# Auto transmission problems, should I try to repair myself?



## jimmy328 (Oct 12, 2011)

My vehicle has a 3 speed automatic, I believe the Turbo 400; had it rebuilt about 100,000 miles ago (25 years ago) and now having problems I will try to describe.

Accelerating up to about 30 to 40 MPH it will shift fine throughout all 3 gears; however, as I ease off the accelerator to cruising speed, the tranny seems to drop out of gear as if going into neutral. If apply a little acceleration, it will hit 2nd gear then go back into 3rd gear. If I am cruising at about 50 MPH or above, the tranny seems to stay in 3rd gear as it should.

A local tranny shop said $1000 to replace a part but I forgot what that part was. I’ve done almost all repairs to this vehicle since ownership in 1979 which included a complete engine rebuild. That said though, a tranny repair may be beyond what I can do. I’m not a mechanic by trade, just a mechanic hobbyist.

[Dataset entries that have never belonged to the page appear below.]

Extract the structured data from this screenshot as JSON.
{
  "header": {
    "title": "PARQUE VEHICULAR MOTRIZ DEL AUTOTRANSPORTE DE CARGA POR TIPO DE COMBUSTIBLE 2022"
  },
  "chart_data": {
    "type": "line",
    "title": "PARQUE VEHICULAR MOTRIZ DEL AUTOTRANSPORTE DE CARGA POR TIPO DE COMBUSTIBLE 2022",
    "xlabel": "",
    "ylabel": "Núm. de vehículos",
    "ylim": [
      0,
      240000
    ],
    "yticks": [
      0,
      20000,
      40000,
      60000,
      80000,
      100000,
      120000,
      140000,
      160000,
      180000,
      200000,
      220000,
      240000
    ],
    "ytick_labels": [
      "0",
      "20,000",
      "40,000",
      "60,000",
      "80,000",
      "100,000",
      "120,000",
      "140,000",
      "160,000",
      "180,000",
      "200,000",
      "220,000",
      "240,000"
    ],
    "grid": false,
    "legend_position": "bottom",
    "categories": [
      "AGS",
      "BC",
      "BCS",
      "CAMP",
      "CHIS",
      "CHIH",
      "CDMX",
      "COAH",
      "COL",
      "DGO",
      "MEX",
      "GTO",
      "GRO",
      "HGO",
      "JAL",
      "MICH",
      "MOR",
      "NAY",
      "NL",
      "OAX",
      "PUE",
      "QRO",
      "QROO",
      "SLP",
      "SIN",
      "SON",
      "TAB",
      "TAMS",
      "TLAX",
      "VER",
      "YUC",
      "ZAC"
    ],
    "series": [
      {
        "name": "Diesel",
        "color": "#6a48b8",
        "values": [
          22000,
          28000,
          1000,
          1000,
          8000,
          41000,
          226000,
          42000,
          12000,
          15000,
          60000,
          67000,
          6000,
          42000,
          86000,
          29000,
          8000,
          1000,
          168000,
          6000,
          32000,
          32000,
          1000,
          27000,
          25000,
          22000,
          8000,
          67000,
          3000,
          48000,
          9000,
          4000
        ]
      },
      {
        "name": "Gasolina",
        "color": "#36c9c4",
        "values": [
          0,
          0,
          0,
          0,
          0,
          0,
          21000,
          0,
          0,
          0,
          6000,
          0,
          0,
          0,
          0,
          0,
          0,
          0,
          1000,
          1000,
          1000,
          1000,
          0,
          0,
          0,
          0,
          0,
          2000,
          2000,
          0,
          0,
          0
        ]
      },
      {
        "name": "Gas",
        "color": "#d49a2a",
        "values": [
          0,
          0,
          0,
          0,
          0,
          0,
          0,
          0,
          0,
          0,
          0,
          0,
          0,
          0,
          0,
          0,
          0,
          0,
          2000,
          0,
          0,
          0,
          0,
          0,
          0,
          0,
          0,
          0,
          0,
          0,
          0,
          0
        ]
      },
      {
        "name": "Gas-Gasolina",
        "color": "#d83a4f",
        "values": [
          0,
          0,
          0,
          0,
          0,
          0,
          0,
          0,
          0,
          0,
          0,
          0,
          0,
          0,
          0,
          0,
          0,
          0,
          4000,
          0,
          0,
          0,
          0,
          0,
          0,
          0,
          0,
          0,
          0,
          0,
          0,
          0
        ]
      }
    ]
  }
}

Any suggestions? If possible, I would like to try to repair myself and save $1000.

Thank you.

(67 GTO, 400, Auto)


----------



## BearGFR (Aug 25, 2008)

When accelerating from a stop using very light throttle, does it shift normally and at low rpm, or does it seem to stay in each gear "longer" than it needs to before up-shifting?

Bear


----------



## jimmy328 (Oct 12, 2011)

With little throttle (gradual acceleration) it will shift normally; it doesn’t hang in any gear. Just drops out of gear (like in neutral) when I’m no longer accelerating at about 30 40 MPH.


----------



## BearGFR (Aug 25, 2008)

From what you're describing, it sounds like one of the possible causes could be that "something" is happening to your transmission oil pressure after the 2-3 upshift that's allowing the 2-3 shift valve in the valve body to drop backwards in the valve body bore a little so that it downshifts back to 2nd until you accelerate some more and build the pressure back up. Automatic transmissions work on oil pressure that's supplied from the front pump, and routed through the various passageways to move valves, apply clutches, "and stuff" under the control of a rotating governor that's geared to the transmission output shaft - the faster it spins, it moves a valve that controls fluid path throught the transmission.

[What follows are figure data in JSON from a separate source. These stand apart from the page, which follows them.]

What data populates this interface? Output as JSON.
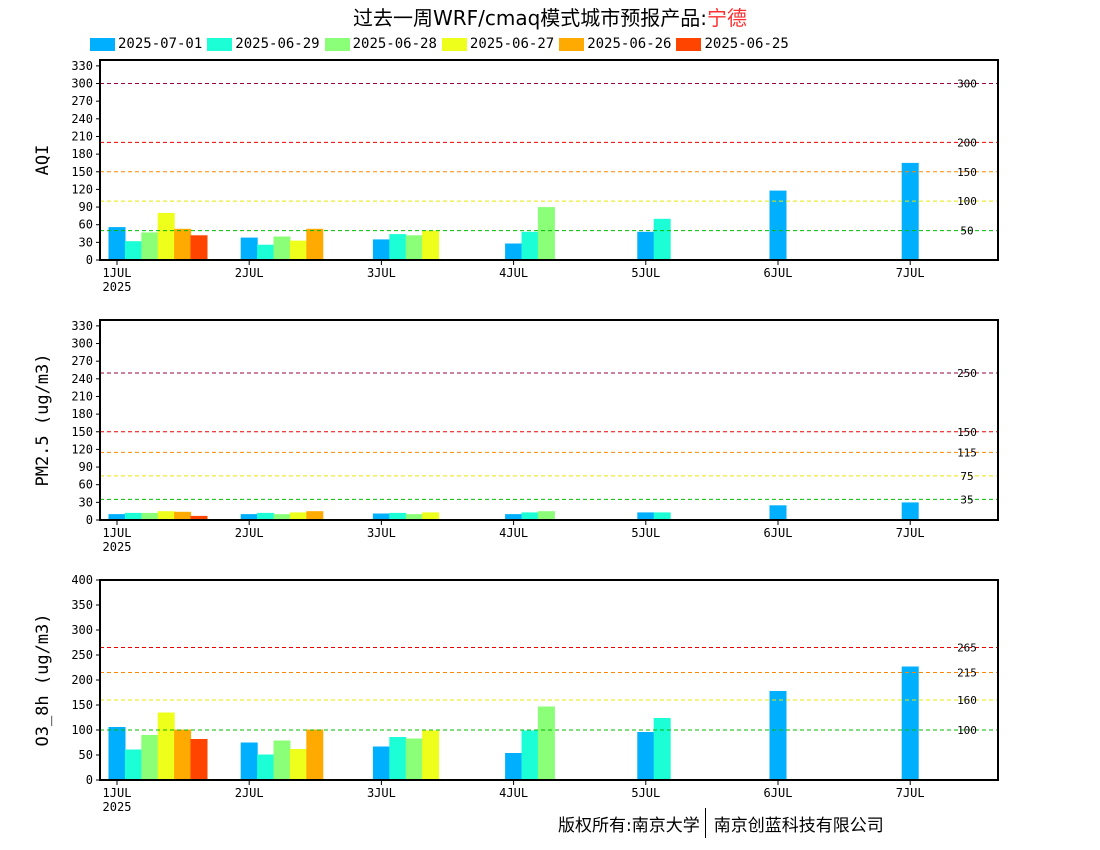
{
  "title": {
    "prefix": "过去一周WRF/cmaq模式城市预报产品:",
    "city": "宁德",
    "city_color": "#ff3030"
  },
  "footer": {
    "left": "版权所有:南京大学",
    "right": "南京创蓝科技有限公司"
  },
  "legend": [
    {
      "name": "2025-07-01",
      "color": "#00b0ff"
    },
    {
      "name": "2025-06-29",
      "color": "#1cffd6"
    },
    {
      "name": "2025-06-28",
      "color": "#8cff78"
    },
    {
      "name": "2025-06-27",
      "color": "#eeff1c"
    },
    {
      "name": "2025-06-26",
      "color": "#ffaa00"
    },
    {
      "name": "2025-06-25",
      "color": "#ff4400"
    }
  ],
  "chart_data": [
    {
      "type": "bar",
      "ylabel": "AQI",
      "ylim": [
        0,
        340
      ],
      "yticks": [
        0,
        30,
        60,
        90,
        120,
        150,
        180,
        210,
        240,
        270,
        300,
        330
      ],
      "x_ticks": [
        {
          "label": "1JUL",
          "sub": "2025"
        },
        {
          "label": "2JUL"
        },
        {
          "label": "3JUL"
        },
        {
          "label": "4JUL"
        },
        {
          "label": "5JUL"
        },
        {
          "label": "6JUL"
        },
        {
          "label": "7JUL"
        }
      ],
      "grid": false,
      "thresholds": [
        {
          "value": 50,
          "label": "50",
          "color": "#00bb00"
        },
        {
          "value": 100,
          "label": "100",
          "color": "#e8e800"
        },
        {
          "value": 150,
          "label": "150",
          "color": "#ff8800"
        },
        {
          "value": 200,
          "label": "200",
          "color": "#ee0000"
        },
        {
          "value": 300,
          "label": "300",
          "color": "#990044"
        }
      ],
      "series": [
        {
          "name": "2025-07-01",
          "values": [
            {
              "day": 1,
              "value": 56
            },
            {
              "day": 2,
              "value": 38
            },
            {
              "day": 3,
              "value": 35
            },
            {
              "day": 4,
              "value": 28
            },
            {
              "day": 5,
              "value": 48
            },
            {
              "day": 6,
              "value": 118
            },
            {
              "day": 7,
              "value": 165
            }
          ]
        },
        {
          "name": "2025-06-29",
          "values": [
            {
              "day": 1,
              "value": 32
            },
            {
              "day": 2,
              "value": 26
            },
            {
              "day": 3,
              "value": 44
            },
            {
              "day": 4,
              "value": 48
            },
            {
              "day": 5,
              "value": 70
            }
          ]
        },
        {
          "name": "2025-06-28",
          "values": [
            {
              "day": 1,
              "value": 47
            },
            {
              "day": 2,
              "value": 40
            },
            {
              "day": 3,
              "value": 42
            },
            {
              "day": 4,
              "value": 90
            }
          ]
        },
        {
          "name": "2025-06-27",
          "values": [
            {
              "day": 1,
              "value": 80
            },
            {
              "day": 2,
              "value": 33
            },
            {
              "day": 3,
              "value": 50
            }
          ]
        },
        {
          "name": "2025-06-26",
          "values": [
            {
              "day": 1,
              "value": 53
            },
            {
              "day": 2,
              "value": 53
            }
          ]
        },
        {
          "name": "2025-06-25",
          "values": [
            {
              "day": 1,
              "value": 42
            }
          ]
        }
      ]
    },
    {
      "type": "bar",
      "ylabel": "PM2.5 (ug/m3)",
      "ylim": [
        0,
        340
      ],
      "yticks": [
        0,
        30,
        60,
        90,
        120,
        150,
        180,
        210,
        240,
        270,
        300,
        330
      ],
      "x_ticks": [
        {
          "label": "1JUL",
          "sub": "2025"
        },
        {
          "label": "2JUL"
        },
        {
          "label": "3JUL"
        },
        {
          "label": "4JUL"
        },
        {
          "label": "5JUL"
        },
        {
          "label": "6JUL"
        },
        {
          "label": "7JUL"
        }
      ],
      "grid": false,
      "thresholds": [
        {
          "value": 35,
          "label": "35",
          "color": "#00bb00"
        },
        {
          "value": 75,
          "label": "75",
          "color": "#e8e800"
        },
        {
          "value": 115,
          "label": "115",
          "color": "#ff8800"
        },
        {
          "value": 150,
          "label": "150",
          "color": "#ee0000"
        },
        {
          "value": 250,
          "label": "250",
          "color": "#990044"
        }
      ],
      "series": [
        {
          "name": "2025-07-01",
          "values": [
            {
              "day": 1,
              "value": 10
            },
            {
              "day": 2,
              "value": 10
            },
            {
              "day": 3,
              "value": 11
            },
            {
              "day": 4,
              "value": 10
            },
            {
              "day": 5,
              "value": 13
            },
            {
              "day": 6,
              "value": 25
            },
            {
              "day": 7,
              "value": 30
            }
          ]
        },
        {
          "name": "2025-06-29",
          "values": [
            {
              "day": 1,
              "value": 12
            },
            {
              "day": 2,
              "value": 12
            },
            {
              "day": 3,
              "value": 12
            },
            {
              "day": 4,
              "value": 13
            },
            {
              "day": 5,
              "value": 13
            }
          ]
        },
        {
          "name": "2025-06-28",
          "values": [
            {
              "day": 1,
              "value": 12
            },
            {
              "day": 2,
              "value": 10
            },
            {
              "day": 3,
              "value": 10
            },
            {
              "day": 4,
              "value": 15
            }
          ]
        },
        {
          "name": "2025-06-27",
          "values": [
            {
              "day": 1,
              "value": 15
            },
            {
              "day": 2,
              "value": 13
            },
            {
              "day": 3,
              "value": 13
            }
          ]
        },
        {
          "name": "2025-06-26",
          "values": [
            {
              "day": 1,
              "value": 14
            },
            {
              "day": 2,
              "value": 15
            }
          ]
        },
        {
          "name": "2025-06-25",
          "values": [
            {
              "day": 1,
              "value": 7
            }
          ]
        }
      ]
    },
    {
      "type": "bar",
      "ylabel": "O3_8h (ug/m3)",
      "ylim": [
        0,
        400
      ],
      "yticks": [
        0,
        50,
        100,
        150,
        200,
        250,
        300,
        350,
        400
      ],
      "x_ticks": [
        {
          "label": "1JUL",
          "sub": "2025"
        },
        {
          "label": "2JUL"
        },
        {
          "label": "3JUL"
        },
        {
          "label": "4JUL"
        },
        {
          "label": "5JUL"
        },
        {
          "label": "6JUL"
        },
        {
          "label": "7JUL"
        }
      ],
      "grid": false,
      "thresholds": [
        {
          "value": 100,
          "label": "100",
          "color": "#00bb00"
        },
        {
          "value": 160,
          "label": "160",
          "color": "#e8e800"
        },
        {
          "value": 215,
          "label": "215",
          "color": "#ff8800"
        },
        {
          "value": 265,
          "label": "265",
          "color": "#ee0000"
        }
      ],
      "series": [
        {
          "name": "2025-07-01",
          "values": [
            {
              "day": 1,
              "value": 106
            },
            {
              "day": 2,
              "value": 75
            },
            {
              "day": 3,
              "value": 67
            },
            {
              "day": 4,
              "value": 54
            },
            {
              "day": 5,
              "value": 96
            },
            {
              "day": 6,
              "value": 178
            },
            {
              "day": 7,
              "value": 227
            }
          ]
        },
        {
          "name": "2025-06-29",
          "values": [
            {
              "day": 1,
              "value": 61
            },
            {
              "day": 2,
              "value": 51
            },
            {
              "day": 3,
              "value": 86
            },
            {
              "day": 4,
              "value": 99
            },
            {
              "day": 5,
              "value": 124
            }
          ]
        },
        {
          "name": "2025-06-28",
          "values": [
            {
              "day": 1,
              "value": 90
            },
            {
              "day": 2,
              "value": 79
            },
            {
              "day": 3,
              "value": 83
            },
            {
              "day": 4,
              "value": 147
            }
          ]
        },
        {
          "name": "2025-06-27",
          "values": [
            {
              "day": 1,
              "value": 135
            },
            {
              "day": 2,
              "value": 62
            },
            {
              "day": 3,
              "value": 99
            }
          ]
        },
        {
          "name": "2025-06-26",
          "values": [
            {
              "day": 1,
              "value": 101
            },
            {
              "day": 2,
              "value": 101
            }
          ]
        },
        {
          "name": "2025-06-25",
          "values": [
            {
              "day": 1,
              "value": 82
            }
          ]
        }
      ]
    }
  ]
}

I assume you've checked the fluid level (engine/transmission thoroughly warmed up, sitting on a level surface, idling in Park) and it's ok?

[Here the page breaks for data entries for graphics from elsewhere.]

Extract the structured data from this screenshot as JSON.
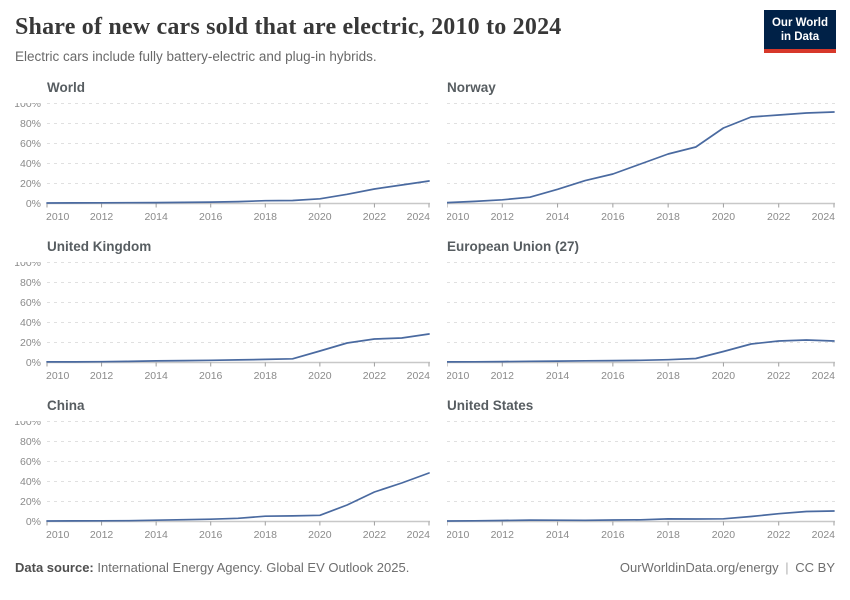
{
  "header": {
    "title": "Share of new cars sold that are electric, 2010 to 2024",
    "subtitle": "Electric cars include fully battery-electric and plug-in hybrids."
  },
  "logo": {
    "line1": "Our World",
    "line2": "in Data",
    "bg_color": "#002147",
    "accent_color": "#d7382a"
  },
  "footer": {
    "datasource_label": "Data source:",
    "datasource_text": "International Energy Agency. Global EV Outlook 2025.",
    "link": "OurWorldinData.org/energy",
    "separator": "|",
    "license": "CC BY"
  },
  "chart_data": {
    "type": "line",
    "title": "Share of new cars sold that are electric, 2010 to 2024",
    "layout": "small multiples grid 2 columns x 3 rows, y-axis labels on left column only",
    "grid": "horizontal dashed gridlines",
    "line_color": "#4a6aa0",
    "ylim": [
      0,
      100
    ],
    "yticks": [
      0,
      20,
      40,
      60,
      80,
      100
    ],
    "ytick_suffix": "%",
    "x": [
      2010,
      2011,
      2012,
      2013,
      2014,
      2015,
      2016,
      2017,
      2018,
      2019,
      2020,
      2021,
      2022,
      2023,
      2024
    ],
    "xticks": [
      2010,
      2012,
      2014,
      2016,
      2018,
      2020,
      2022,
      2024
    ],
    "series": [
      {
        "name": "World",
        "values": [
          0.01,
          0.06,
          0.16,
          0.26,
          0.42,
          0.64,
          0.9,
          1.4,
          2.3,
          2.5,
          4.2,
          8.7,
          14,
          18,
          22
        ]
      },
      {
        "name": "Norway",
        "values": [
          0.4,
          1.6,
          3.2,
          5.8,
          13.7,
          22.4,
          29,
          39,
          49,
          56,
          75,
          86,
          88,
          90,
          91
        ]
      },
      {
        "name": "United Kingdom",
        "values": [
          0.1,
          0.1,
          0.3,
          0.6,
          1.1,
          1.4,
          1.7,
          2.1,
          2.6,
          3.2,
          11,
          19,
          23,
          24,
          28
        ]
      },
      {
        "name": "European Union (27)",
        "values": [
          0.1,
          0.2,
          0.4,
          0.7,
          0.9,
          1.2,
          1.4,
          1.7,
          2.3,
          3.5,
          10.5,
          18,
          21,
          22,
          21
        ]
      },
      {
        "name": "China",
        "values": [
          0.01,
          0.1,
          0.2,
          0.3,
          0.8,
          1.3,
          1.8,
          2.7,
          4.8,
          5.1,
          5.7,
          16,
          29,
          38,
          48
        ]
      },
      {
        "name": "United States",
        "values": [
          0.02,
          0.2,
          0.5,
          0.9,
          0.8,
          0.7,
          1.0,
          1.2,
          2.1,
          2.0,
          2.2,
          4.5,
          7.3,
          9.5,
          10
        ]
      }
    ]
  }
}
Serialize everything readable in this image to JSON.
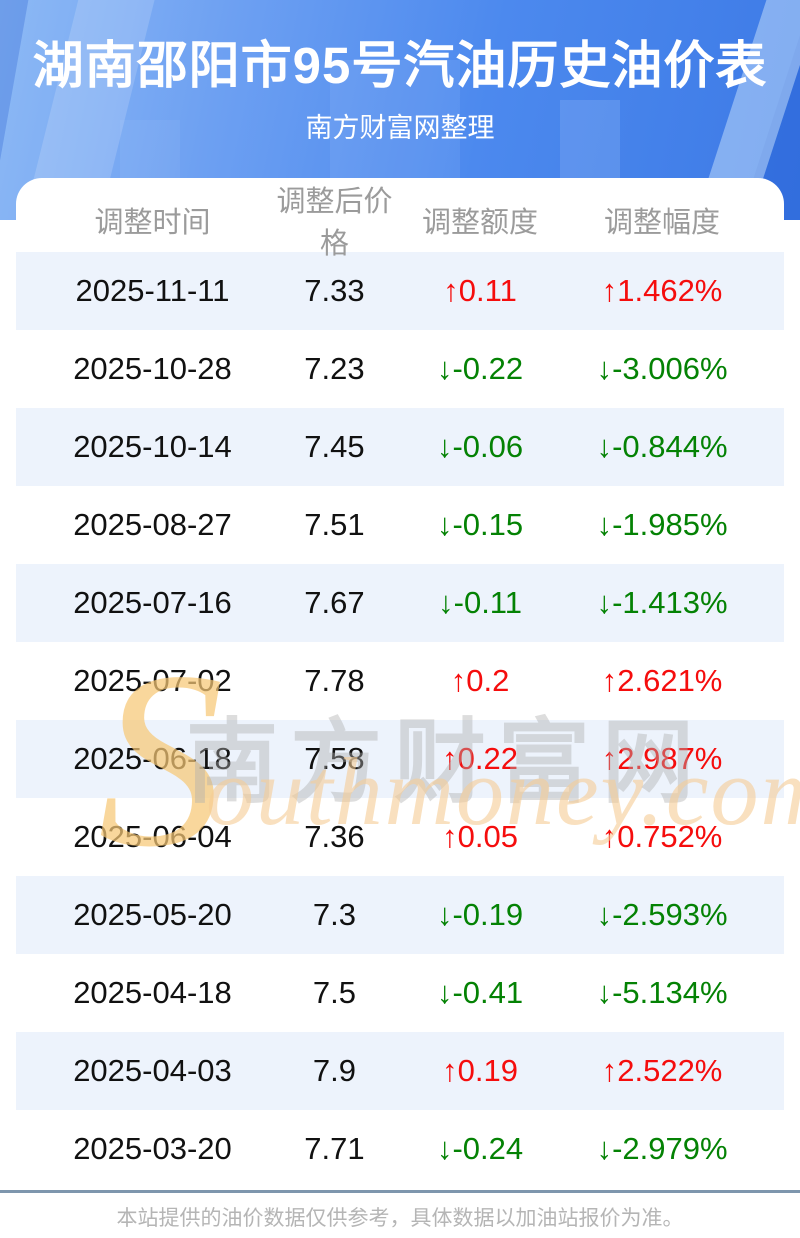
{
  "header": {
    "title": "湖南邵阳市95号汽油历史油价表",
    "subtitle": "南方财富网整理"
  },
  "table": {
    "columns": [
      "调整时间",
      "调整后价格",
      "调整额度",
      "调整幅度"
    ],
    "rows": [
      {
        "date": "2025-11-11",
        "price": "7.33",
        "change": "↑0.11",
        "pct": "↑1.462%",
        "dir": "up"
      },
      {
        "date": "2025-10-28",
        "price": "7.23",
        "change": "↓-0.22",
        "pct": "↓-3.006%",
        "dir": "down"
      },
      {
        "date": "2025-10-14",
        "price": "7.45",
        "change": "↓-0.06",
        "pct": "↓-0.844%",
        "dir": "down"
      },
      {
        "date": "2025-08-27",
        "price": "7.51",
        "change": "↓-0.15",
        "pct": "↓-1.985%",
        "dir": "down"
      },
      {
        "date": "2025-07-16",
        "price": "7.67",
        "change": "↓-0.11",
        "pct": "↓-1.413%",
        "dir": "down"
      },
      {
        "date": "2025-07-02",
        "price": "7.78",
        "change": "↑0.2",
        "pct": "↑2.621%",
        "dir": "up"
      },
      {
        "date": "2025-06-18",
        "price": "7.58",
        "change": "↑0.22",
        "pct": "↑2.987%",
        "dir": "up"
      },
      {
        "date": "2025-06-04",
        "price": "7.36",
        "change": "↑0.05",
        "pct": "↑0.752%",
        "dir": "up"
      },
      {
        "date": "2025-05-20",
        "price": "7.3",
        "change": "↓-0.19",
        "pct": "↓-2.593%",
        "dir": "down"
      },
      {
        "date": "2025-04-18",
        "price": "7.5",
        "change": "↓-0.41",
        "pct": "↓-5.134%",
        "dir": "down"
      },
      {
        "date": "2025-04-03",
        "price": "7.9",
        "change": "↑0.19",
        "pct": "↑2.522%",
        "dir": "up"
      },
      {
        "date": "2025-03-20",
        "price": "7.71",
        "change": "↓-0.24",
        "pct": "↓-2.979%",
        "dir": "down"
      }
    ]
  },
  "chart_data": {
    "type": "table",
    "title": "湖南邵阳市95号汽油历史油价表",
    "columns": [
      "调整时间",
      "调整后价格",
      "调整额度",
      "调整幅度"
    ],
    "rows": [
      [
        "2025-11-11",
        7.33,
        "↑0.11",
        "↑1.462%"
      ],
      [
        "2025-10-28",
        7.23,
        "↓-0.22",
        "↓-3.006%"
      ],
      [
        "2025-10-14",
        7.45,
        "↓-0.06",
        "↓-0.844%"
      ],
      [
        "2025-08-27",
        7.51,
        "↓-0.15",
        "↓-1.985%"
      ],
      [
        "2025-07-16",
        7.67,
        "↓-0.11",
        "↓-1.413%"
      ],
      [
        "2025-07-02",
        7.78,
        "↑0.2",
        "↑2.621%"
      ],
      [
        "2025-06-18",
        7.58,
        "↑0.22",
        "↑2.987%"
      ],
      [
        "2025-06-04",
        7.36,
        "↑0.05",
        "↑0.752%"
      ],
      [
        "2025-05-20",
        7.3,
        "↓-0.19",
        "↓-2.593%"
      ],
      [
        "2025-04-18",
        7.5,
        "↓-0.41",
        "↓-5.134%"
      ],
      [
        "2025-04-03",
        7.9,
        "↑0.19",
        "↑2.522%"
      ],
      [
        "2025-03-20",
        7.71,
        "↓-0.24",
        "↓-2.979%"
      ]
    ]
  },
  "watermark": {
    "s": "S",
    "cn": "南方财富网",
    "en": "outhmoney.com"
  },
  "footer": {
    "note": "本站提供的油价数据仅供参考，具体数据以加油站报价为准。"
  },
  "colors": {
    "up": "#f50d0d",
    "down": "#048204",
    "stripe": "#edf3fc",
    "header_gradient_start": "#8db9f5",
    "header_gradient_end": "#3d7ae6",
    "column_header_text": "#9b9b9b",
    "divider": "#7e96ad",
    "footer_text": "#b5b5b5"
  }
}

One thing you can do yourself is change the fluid and replace the filter. If your transmission pan doesn't have a drain plug (most don't) the trick to doing it without making a huge mess is to remove all the pan bolts but 3: 2 on the front edge of the pan, 1 on the rear edge. Maks sure you have a -big- container underneath (larger in diameter than the pan by quite a bit), then remove the one bolt on the rear, slowly loosen the two on the front so that the rear of the pan tilts down, allowing the fluid to spill over the edge and into the container.

Remove the small bolt(s) going through the filter that hold it on, remove and replace with a new filter, reinstall the pan with a new gasket, refill with new clean fluid. Sometimes that's all it takes.

Bear


----------



## jimmy328 (Oct 12, 2011)

Yes, I have checked the oil level warmed and on a level surface. I replaced the original pan with a larger one to accommodate additional fluid and it came with a drain plug. Prior to replacing the pan gasket and dip stick O-ring-seal, it leaked quite a bit. I may have caused damage operating this vehicle with low tranny fluid.


----------



## Rukee (Feb 8, 2007)

If you put on a deeper pan on, did you use a deeper reaching screen?


----------



## jimmy328 (Oct 12, 2011)

Rukee – Don’t know what a “deeper reaching screen” is.


----------



## Rukee (Feb 8, 2007)

If the pan is deeper then the original one, then place that made the pan should offer a different filter so it reaches deeper into the pan.
I would think anyway.


----------